The knock she’d been expecting finally rapped at her door.
“Come in!” she yelled.
She heard a thump then a small scrape. The big door was stuck because of the shifting of stones from the earthquake. With barely a thought, Jane dissolved the wood particles into the air to allow Frazier to enter the room. Once he was inside, she put the door back together again.
“I have news,” her most faithful servant said.
A fire roared in the brick hearth, a luxury Jane loved even as the coolness of winter faded into spring. She pulled a few sparks out with her power and lit the huge candles scattered throughout the room. The glow showed an eagerness on Frazier’s face that lifted her hopes.
“Have a seat and tell me what you’ve learned.” She pointed to the chair across from her. “I don’t have to tell you how
. . . disappointing further bad news would be at the moment.” She let the expression on her mask turn to anger for a second before bringing it back to smooth calmness.
Frazier nodded, the barest hint of a smile flashing across his face as he walked over and sat down on the edge of the chair next to her. “I think you’ll like what I have to say.”
“Then get on with it.”
“Yes, Mistress.” He leaned forward, his elbows on knees, hands clasped. “Over the last few hours, we’ve sent people to all the Realities to gather as much data as possible. We, um, had to send out quite a few, because they kept dying in all the chaos. More than half, actually.”
Jane’s first instinct was to snap at Frazier for wasting time about such an unimportant detail, but she kept her cool. “Yes, a worthy sacrifice, I’m sure. Whatever it took to learn what we needed.”
“Yes. Yes, of course. Anyway, the devastation we saw here was universal. Massive earthquakes, catastrophic storms, tornadoes, you name it—it all happened in each and every Reality. Lasted for a good hour or two. Killed, um, millions of people.” His eyes flickered to the floor at this last part.
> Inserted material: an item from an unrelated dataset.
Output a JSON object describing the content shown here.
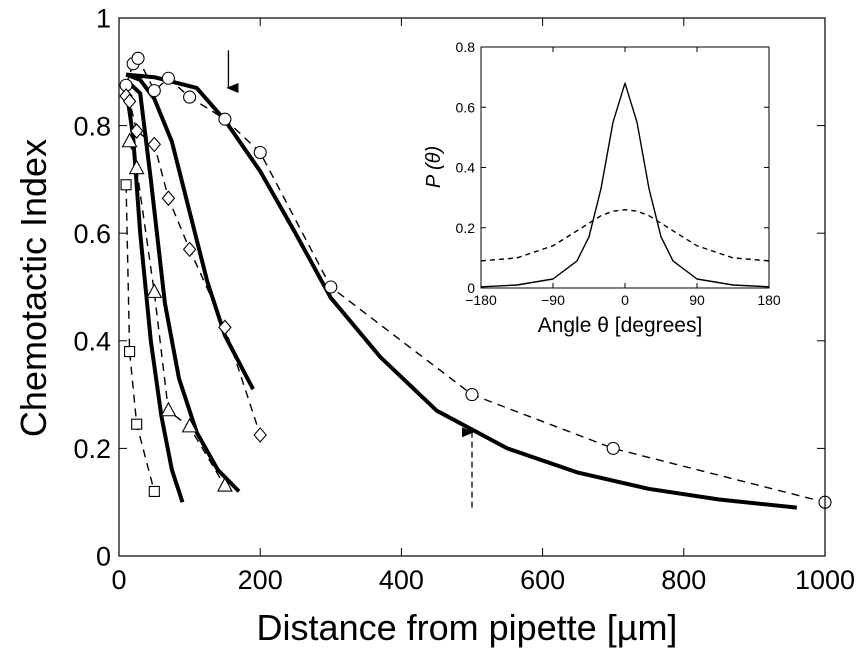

“Feel no shame, Frazier. Remember, we knew there would be collateral damage in our mission for Utopia. For Chi’karda’s sake, if the Blade had worked today like it was supposed to, six
billion
people would’ve died! What’s a few million? Keep your focus! We don’t have time to mourn the losses along the way.” In truth, she felt a constant, choking swell of guilt, but had learned to accept it and live with it.